Creating a basic annotated heatmap shouldn’t require this many lines of manual setup and configuration.

Manual statistical processing required

Unlike higher-level libraries like seaborn, Matplotlib doesn’t automatically handle statistical computations or data preprocessing. You must manually perform all data grouping, filtering, aggregations, and statistical calculations before plotting.

from scipy import stats
from seaborn import load_dataset

penguins = load_dataset("penguins")

# Matplotlib requires manual statistical processing for regression analysis
# Filter out missing values manually
penguins_clean = penguins.dropna(subset=["bill_length_mm", "flipper_length_mm"])

# Manual regression calculation (no automatic trend estimation)
x = penguins_clean["bill_length_mm"].values
y = penguins_clean["flipper_length_mm"].values

# Compute regression statistics manually
slope, intercept, r_value, p_value, std_err = stats.linregress(x, y)

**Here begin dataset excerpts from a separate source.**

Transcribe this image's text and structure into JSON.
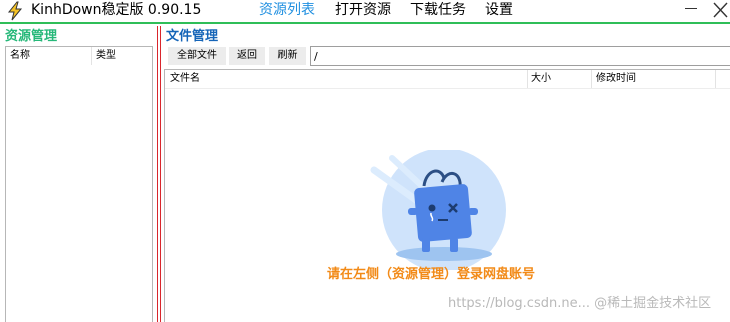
{
  "window": {
    "title": "KinhDown稳定版 0.90.15",
    "icon": "lightning-icon",
    "minimize_icon": "minimize-icon",
    "close_icon": "close-icon"
  },
  "nav": [
    {
      "label": "资源列表",
      "active": true
    },
    {
      "label": "打开资源",
      "active": false
    },
    {
      "label": "下载任务",
      "active": false
    },
    {
      "label": "设置",
      "active": false
    }
  ],
  "left_panel": {
    "title": "资源管理",
    "columns": [
      "名称",
      "类型"
    ]
  },
  "right_panel": {
    "title": "文件管理",
    "toolbar": {
      "all_files": "全部文件",
      "back": "返回",
      "refresh": "刷新"
    },
    "path_value": "/",
    "columns": [
      "文件名",
      "大小",
      "修改时间"
    ],
    "empty_hint": "请在左侧（资源管理）登录网盘账号",
    "empty_illustration": "sad-bag-icon"
  },
  "watermark": "https://blog.csdn.ne... @稀土掘金技术社区",
  "colors": {
    "accent_nav": "#1f8fe0",
    "title_green": "#26b879",
    "title_blue": "#1565b8",
    "divider_red": "#d9262c",
    "top_line": "#2fbe58",
    "hint_orange": "#f28a17"
  }
}
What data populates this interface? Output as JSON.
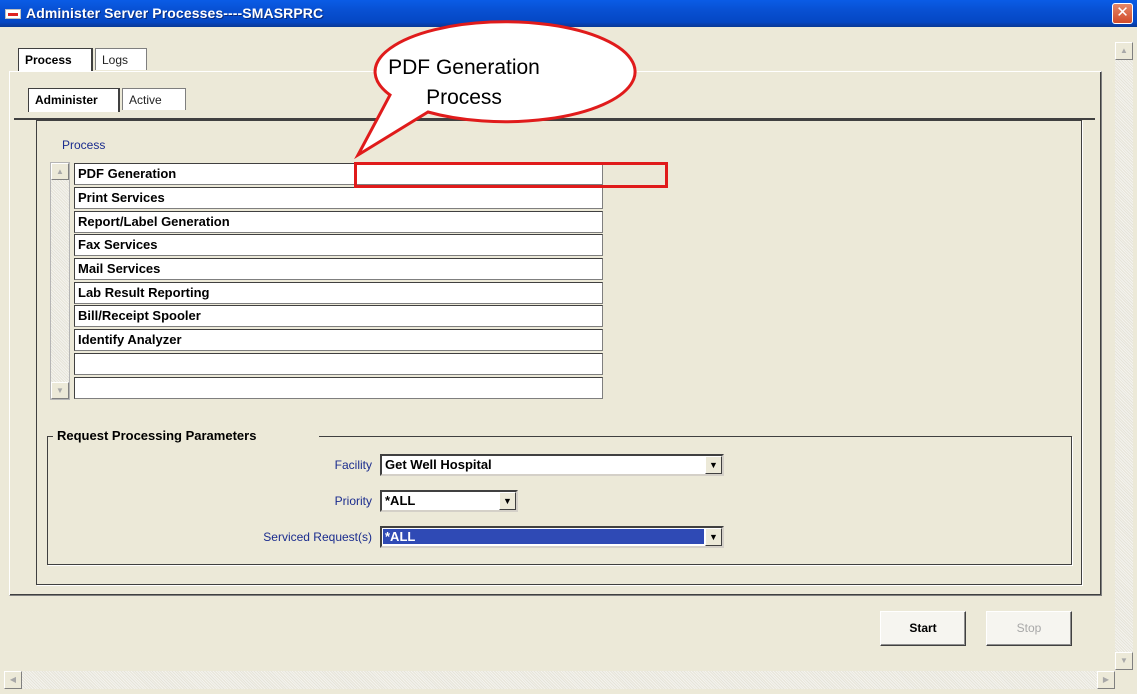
{
  "window": {
    "title": "Administer Server Processes----SMASRPRC",
    "close_glyph": "✕"
  },
  "tabs_top": [
    {
      "label": "Process",
      "active": true
    },
    {
      "label": "Logs",
      "active": false
    }
  ],
  "tabs_sub": [
    {
      "label": "Administer",
      "active": true
    },
    {
      "label": "Active",
      "active": false
    }
  ],
  "process_list": {
    "label": "Process",
    "items": [
      "PDF Generation",
      "Print Services",
      "Report/Label Generation",
      "Fax Services",
      "Mail Services",
      "Lab Result Reporting",
      "Bill/Receipt Spooler",
      "Identify Analyzer",
      "",
      ""
    ]
  },
  "parameters": {
    "group_title": "Request Processing Parameters",
    "facility": {
      "label": "Facility",
      "value": "Get Well Hospital"
    },
    "priority": {
      "label": "Priority",
      "value": "*ALL"
    },
    "serviced": {
      "label": "Serviced Request(s)",
      "value": "*ALL"
    }
  },
  "buttons": {
    "start": "Start",
    "stop": "Stop"
  },
  "callout": {
    "text_line1": "PDF Generation",
    "text_line2": "Process",
    "color": "#e01b1b"
  },
  "icons": {
    "scroll_up": "▲",
    "scroll_down": "▼",
    "scroll_left": "◀",
    "scroll_right": "▶",
    "dropdown": "▼"
  }
}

# Manual confidence interval calculation with proper statistical formula
n = len(x)
x_mean = np.mean(x)
sxx = np.sum((x - x_mean) ** 2)
y_pred = slope * x + intercept
residuals = y - y_pred
mse = np.sum(residuals**2) / (n - 2)
std_error_regression = np.sqrt(mse)

# Create confidence bands with proper varying width
x_smooth = np.linspace(x.min(), x.max(), 100)
y_smooth = slope * x_smooth + intercept

# Calculate standard error for each point on the smooth line
se_y = std_error_regression * np.sqrt(1 / n + (x_smooth - x_mean) ** 2 / sxx)

# Use t-distribution for 95% confidence interval
t_val = stats.t.ppf(0.975, df=n - 2)  # 95% confidence
ci = t_val * se_y

# Plot with manually computed statistics
plt.figure()
plt.scatter(x, y, alpha=0.6, s=20, color="#1f77b4", label="Data points")
plt.plot(x_smooth, y_smooth, color="#1f77b4", linewidth=2, label="Regression line")
plt.fill_between(
    x_smooth,
    y_smooth - ci,
    y_smooth + ci,
    alpha=0.2,
    color="#1f77b4",
    label="95% Confidence interval",
)
plt.xlabel("bill_length_mm")
plt.ylabel("flipper_length_mm")
plt.title("Penguins Regression (Manual statistical processing required)")
plt.legend()
plt.tight_layout()
plt.show()

matplotlib penguins regression

Key Takeaways

Matplotlib is capable of producing any plot, but creating complex plots often requires more code compared to other libraries.

seaborn

seaborn is a Python data visualization library built on top of Matplotlib. It offers a higher-level interface, simplifying the process of creating visually appealing plots.

Pros

Reduced code

seaborn offers a higher-level interface that simplifies plot creation compared to Matplotlib. Since it’s designed specifically for pandas DataFrames, you can create attractive visualizations with minimal code.

For instance, using the same data as before, we can create a nice heatmap without explicitly setting the x and y labels:

import seaborn as sns

# Load penguins dataset for seaborn examples
penguins = sns.load_dataset("penguins")

# Use numeric features only for correlation
correlation = num_features.corr()

sns.heatmap(correlation, annot=True)

seaborn heatmap

This results in a more visually appealing heatmap without the need for additional configuration.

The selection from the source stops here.